Изменить размер шрифта - +
Я с трудом выбрался через баррикаду из столов и стульев к двери, ведущей на палубу, и тут сильнейший толчок так накренил буровую… наверное, под углом градусов в тридцать… Это мне, можно сказать, помогло. Меня вынесло к двери. Я налетел на нее, она распахнулась, и я вылетел в объятия бури. Тут-то я и понял наверняка, что моя старушка «Русалка» тонет. Раньше это было только вероятностью — безумной, невозможной невероятностью, а теперь я понял, что все так и есть. Полуконтуженного после удара о дверь, меня швырнуло по палубе, и я сильно ударился о поручень. Я изо всех сил ухватился за него. Ветер налетал бешеными порывами, вода леденила руки.

Вот тут-то я все и увидел!

Увидел… и в это было настолько невозможно поверить, что я разжал руки на поручне и вылетел под ним прямо в глотку этого шторма, завывавшего, как баньши, и терзавшего содрогавшиеся опоры «Русалки».

Падая в воду, я еще успел ощутить удар колоссальной волны, налетевшей на буровую и сломавшей две опоры так, словно это были спички. В следующее мгновение я уже был в море. Меня подхватила и подняла на гребень та самая волна. Но даже посреди водоворотов и брызг я пытался не терять из виду «Русалку». Это оказалось бесполезно, и я отказался от этих попыток, чтобы сберечь силы на борьбу за собственную жизнь.

После этого я мало что помню — до того момента, как меня спасли, да и это помню не слишком четко. Но вот что я не забыл: я барахтался в ледяной воде и жутко боялся, как бы меня не сожрали рыбы. Теперь мне известно, что никаких рыб там поблизости не было. И когда меня втащили в надувную лодку посреди моря, оно было тихим и ровным, как оладья. Полный штиль, как в запруде возле водяной мельницы.

Следующий яркий момент… когда я очнулся на чистых простынях в больнице в Братингтоне.

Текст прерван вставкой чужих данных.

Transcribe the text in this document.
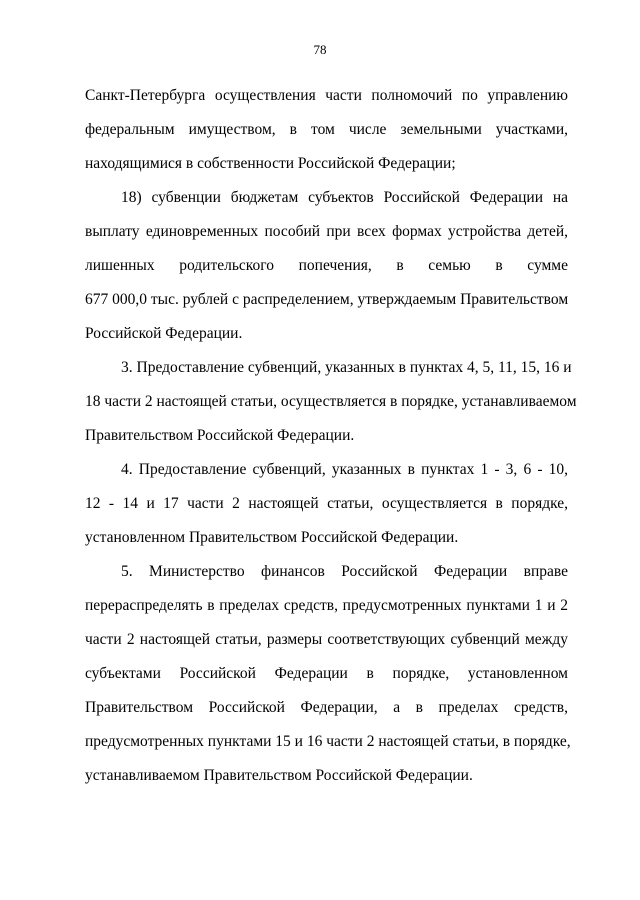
78
Санкт-Петербурга осуществления части полномочий по управлению
федеральным имуществом, в том числе земельными участками,
находящимися в собственности Российской Федерации;
18) субвенции бюджетам субъектов Российской Федерации на
выплату единовременных пособий при всех формах устройства детей,
лишенных родительского попечения, в семью в сумме
677 000,0 тыс. рублей с распределением, утверждаемым Правительством
Российской Федерации.
3. Предоставление субвенций, указанных в пунктах 4, 5, 11, 15, 16 и
18 части 2 настоящей статьи, осуществляется в порядке, устанавливаемом
Правительством Российской Федерации.
4. Предоставление субвенций, указанных в пунктах 1 - 3, 6 - 10,
12 - 14 и 17 части 2 настоящей статьи, осуществляется в порядке,
установленном Правительством Российской Федерации.
5. Министерство финансов Российской Федерации вправе
перераспределять в пределах средств, предусмотренных пунктами 1 и 2
части 2 настоящей статьи, размеры соответствующих субвенций между
субъектами Российской Федерации в порядке, установленном
Правительством Российской Федерации, а в пределах средств,
предусмотренных пунктами 15 и 16 части 2 настоящей статьи, в порядке,
устанавливаемом Правительством Российской Федерации.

Но вот что… Главное я до сих пор не рассказывал — и по той же самой причине, которая удерживала от этого Борзовского. Не хочу, чтобы меня посчитали чокнутым. В общем, я не чокнутый, Джонни, но даже не надеюсь, что ты примешь мой рассказ всерьез. Нет у меня надежды и на то, что «Seagasso» приостановит разработки в Северном море. Но хотя бы, по крайней мере, у меня совесть будет чиста — я попытался тебя предупредить.

А теперь постарайся вспомнить, что мне писал Борзовский в своем письме насчет здоровенных чудищ, которые спят под морским дном, — про этих «богов», умеющих управлять погодой и действиями морской живности, а потом попробуй объяснить себе то зрелище, которое я увидел тогда, посреди безумного океана, когда тонула «Русалка».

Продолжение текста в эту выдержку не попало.